Multivariate Cox regression analysis (Table 2) showed that the coefficients for age, female gender, PaO2/FiO2, and APACHE II scores were observed to be significant whereas the coefficients for mechanical ventilator and vasopressors use were not significant.

As shown in previous studies, the APACHE II score was found to be valuable for the prediction of mortality in PRS patients; higher APACHE II scores were associated with poor survival [14]. The hazard ratio for APACHE II indicated a strong relationship with an increased risk of death. Strange et al. in a study describing factors influencing PRS patients’ survival showed that PRS patients with ANCA positivity were associated with increased mortality [15]. In a study by Salmela et al., higher age and myeloperoxidase (MPO) ANCA were associated with shorter patient survival time [16]. In our study, four out of five patients who died had AAV. Among the four patients with AAV who died, two were MPO positive ANCA while the rest half were PR3 positive AAV. All the patients who survived were PR3 positive AAV.
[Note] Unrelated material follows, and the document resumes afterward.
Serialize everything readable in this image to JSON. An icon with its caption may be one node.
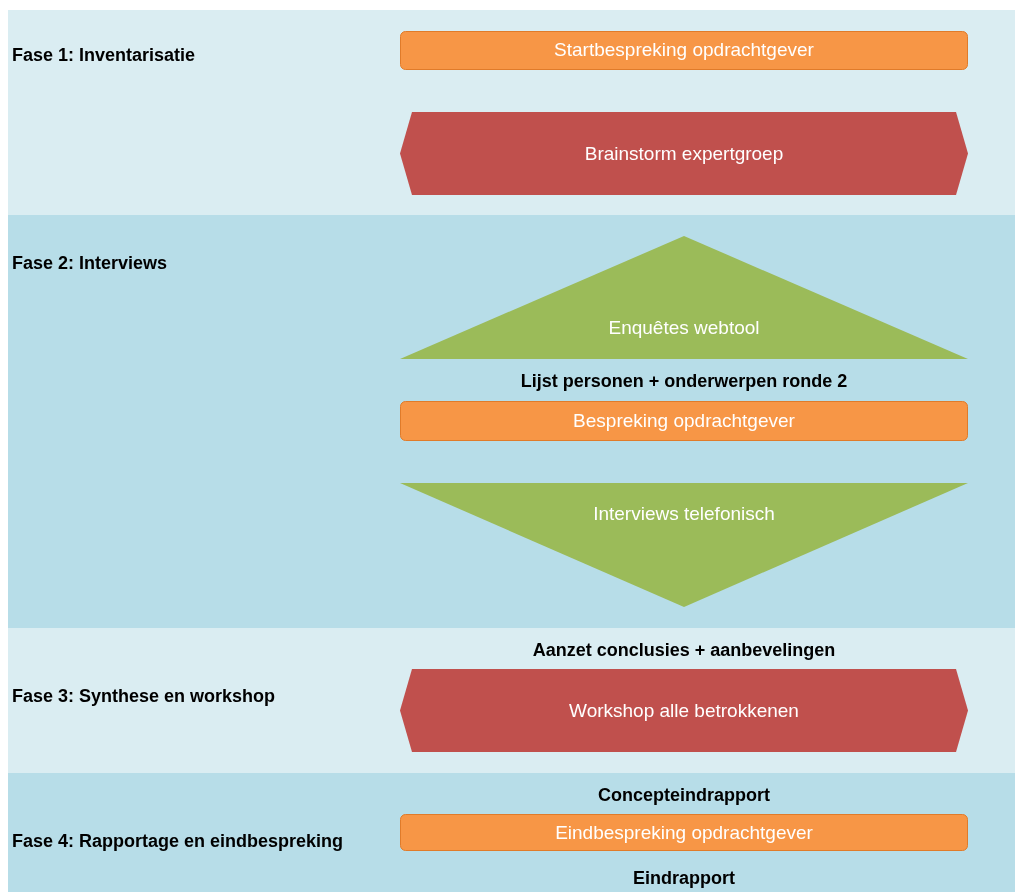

There is a paucity of data in the literature on the prognostic factors in PRS. Although our study had a limited number of cases, Cox regression analysis with hazard ratios indicated that female gender, higher APACHE II scores, older age, and lower PaO2/FiO2 ratios were found to be associated with worse outcomes. However larger studies are needed to evaluate and validate these prognostic factors in PRSs.

The delayed presentation and occurrence of prodromal illness of significant duration before the clinical deterioration in most cases indicates the need for earlier diagnosis by high clinical suspicion. Widespread adoption of serological testing leads to early diagnosis and thus prompt initiation of required therapeutics is needed for better outcomes of patients.

Conclusions

The occurrence of PRS although rare presents with rapid clinical deterioration leading to a high mortality rate. AAV was the most common cause of PRS in India. Early recognition of this syndrome by a high index of clinical suspicion supported with appropriate diagnostic tests and prompt aggressive management strategies with immunosuppressants is essential for better outcomes for the patients.